Serverless computing is a model that allows developers to run applications as individual functions in the cloud, with the cloud provider automatically managing resource allocation. Serverless workloads are event-driven, with resources dynamically assigned based on demand.
Virtualization is a key technology in cloud computing that allows for the efficient distribution and isolation of workloads. It enables multiple workloads to run on a single physical machine, each within its own isolated environment.
In a cloud environment, an application stack or a workload-centric stack, can include the cloud services employed to run the application or workload, such as cloud compute instances, cloud storage services, managed databases and cloud-based DevOps tools. This stack can be managed and protected using a cloud workload protection platform (CWPP), which provides security controls across the entire stack, from the infrastructure layer up to the application layer.
A container-based or containerized workload refers to applications and their dependencies packaged into a container that can run consistently across various computing environments. Container-based workloads are lightweight and use shared operating systems, making them more efficient than VMs for certain workloads.
Microservices architecture breaks down applications into small, loosely coupled services, each running as a separate workload. This approach enhances scalability and fault isolation but can increase the complexity of workload management.
Low latency refers to a short delay between when an input is processed and when the corresponding output is produced. Many activities that require immediate feedback depend on low latency. Examples include synchronous gameplay, high-frequency stock trading, Voice over IP (VoIP) like Skype or Zoom, live broadcasting and even some parts of autonomous vehicle operation.

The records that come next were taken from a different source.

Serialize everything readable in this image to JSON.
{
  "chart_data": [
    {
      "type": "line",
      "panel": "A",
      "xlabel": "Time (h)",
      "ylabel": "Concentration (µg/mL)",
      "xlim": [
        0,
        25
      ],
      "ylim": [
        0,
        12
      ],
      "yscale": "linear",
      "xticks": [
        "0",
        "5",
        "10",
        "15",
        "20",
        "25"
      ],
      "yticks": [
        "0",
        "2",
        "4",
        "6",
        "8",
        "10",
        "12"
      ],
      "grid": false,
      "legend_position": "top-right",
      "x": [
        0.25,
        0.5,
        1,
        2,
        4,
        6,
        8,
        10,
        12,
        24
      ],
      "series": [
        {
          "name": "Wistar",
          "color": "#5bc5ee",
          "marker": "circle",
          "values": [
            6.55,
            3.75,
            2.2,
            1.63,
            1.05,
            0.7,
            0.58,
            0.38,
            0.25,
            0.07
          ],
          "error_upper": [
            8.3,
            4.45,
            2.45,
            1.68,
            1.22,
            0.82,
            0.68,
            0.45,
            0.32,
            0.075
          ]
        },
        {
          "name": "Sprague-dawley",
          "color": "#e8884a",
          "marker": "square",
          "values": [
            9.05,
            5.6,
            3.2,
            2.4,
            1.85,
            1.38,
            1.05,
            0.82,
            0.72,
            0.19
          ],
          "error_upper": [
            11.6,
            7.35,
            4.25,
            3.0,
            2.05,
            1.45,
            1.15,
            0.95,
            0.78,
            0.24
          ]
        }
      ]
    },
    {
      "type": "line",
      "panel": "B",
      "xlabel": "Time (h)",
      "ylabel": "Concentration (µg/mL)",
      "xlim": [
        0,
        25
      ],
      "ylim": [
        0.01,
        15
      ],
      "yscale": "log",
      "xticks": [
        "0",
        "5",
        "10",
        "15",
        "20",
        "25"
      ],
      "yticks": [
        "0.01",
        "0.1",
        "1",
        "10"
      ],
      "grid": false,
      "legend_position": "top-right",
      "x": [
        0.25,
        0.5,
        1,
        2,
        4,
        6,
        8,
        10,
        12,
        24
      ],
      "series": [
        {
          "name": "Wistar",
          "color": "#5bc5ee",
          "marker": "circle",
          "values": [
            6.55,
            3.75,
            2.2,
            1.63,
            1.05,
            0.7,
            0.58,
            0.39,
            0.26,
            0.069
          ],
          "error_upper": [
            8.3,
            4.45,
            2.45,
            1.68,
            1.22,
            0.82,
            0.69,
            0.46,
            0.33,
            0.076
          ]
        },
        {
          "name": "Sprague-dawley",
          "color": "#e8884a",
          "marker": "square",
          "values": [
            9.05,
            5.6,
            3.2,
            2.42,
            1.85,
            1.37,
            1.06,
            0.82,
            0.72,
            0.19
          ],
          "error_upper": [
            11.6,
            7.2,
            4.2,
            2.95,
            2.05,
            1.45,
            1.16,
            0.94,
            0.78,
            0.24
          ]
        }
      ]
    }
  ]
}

Edge computing involves processing data closer to its source, reducing latency and bandwidth usage. This can benefit IoT workloads, which often require real-time processing.
Service availability refers to the percentage of time that a workload is available for use, where "available for use" means that it performs its function when required. Service availability is a common metric to measure reliability.
Reliability is the ability of a workload to perform its intended function correctly and consistently when it’s expected to. This includes the ability to operate and test the workload through its total lifecycle.
Resiliency is the ability of a workload to recover from infrastructure or service disruptions, dynamically acquire computing resources to meet demand, and mitigate disruptions, such as misconfigurations or transient network issues.
A technology portfolio is a collection of workloads required for the business to operate.
Drift protection refers to the process of ensuring that a system's current state aligns with its defined or desired state, preventing unintended deviations over time, known as drift. This is crucial in cloud environments where configurations can change rapidly. Drift protection involves continuous monitoring and automated remediation strategies to detect and correct deviations, ensuring system stability, consistency and security. It helps in maintaining compliance, reducing security risks due to misconfigurations, and ensuring efficient resource utilization.
Workload sprawl refers to the uncontrolled proliferation of workloads, often resulting in inefficient resource utilization and increased costs. Organizations can prevent workload sprawl by implementing workload governance, regularly auditing and optimizing workloads and using automation and orchestration tools.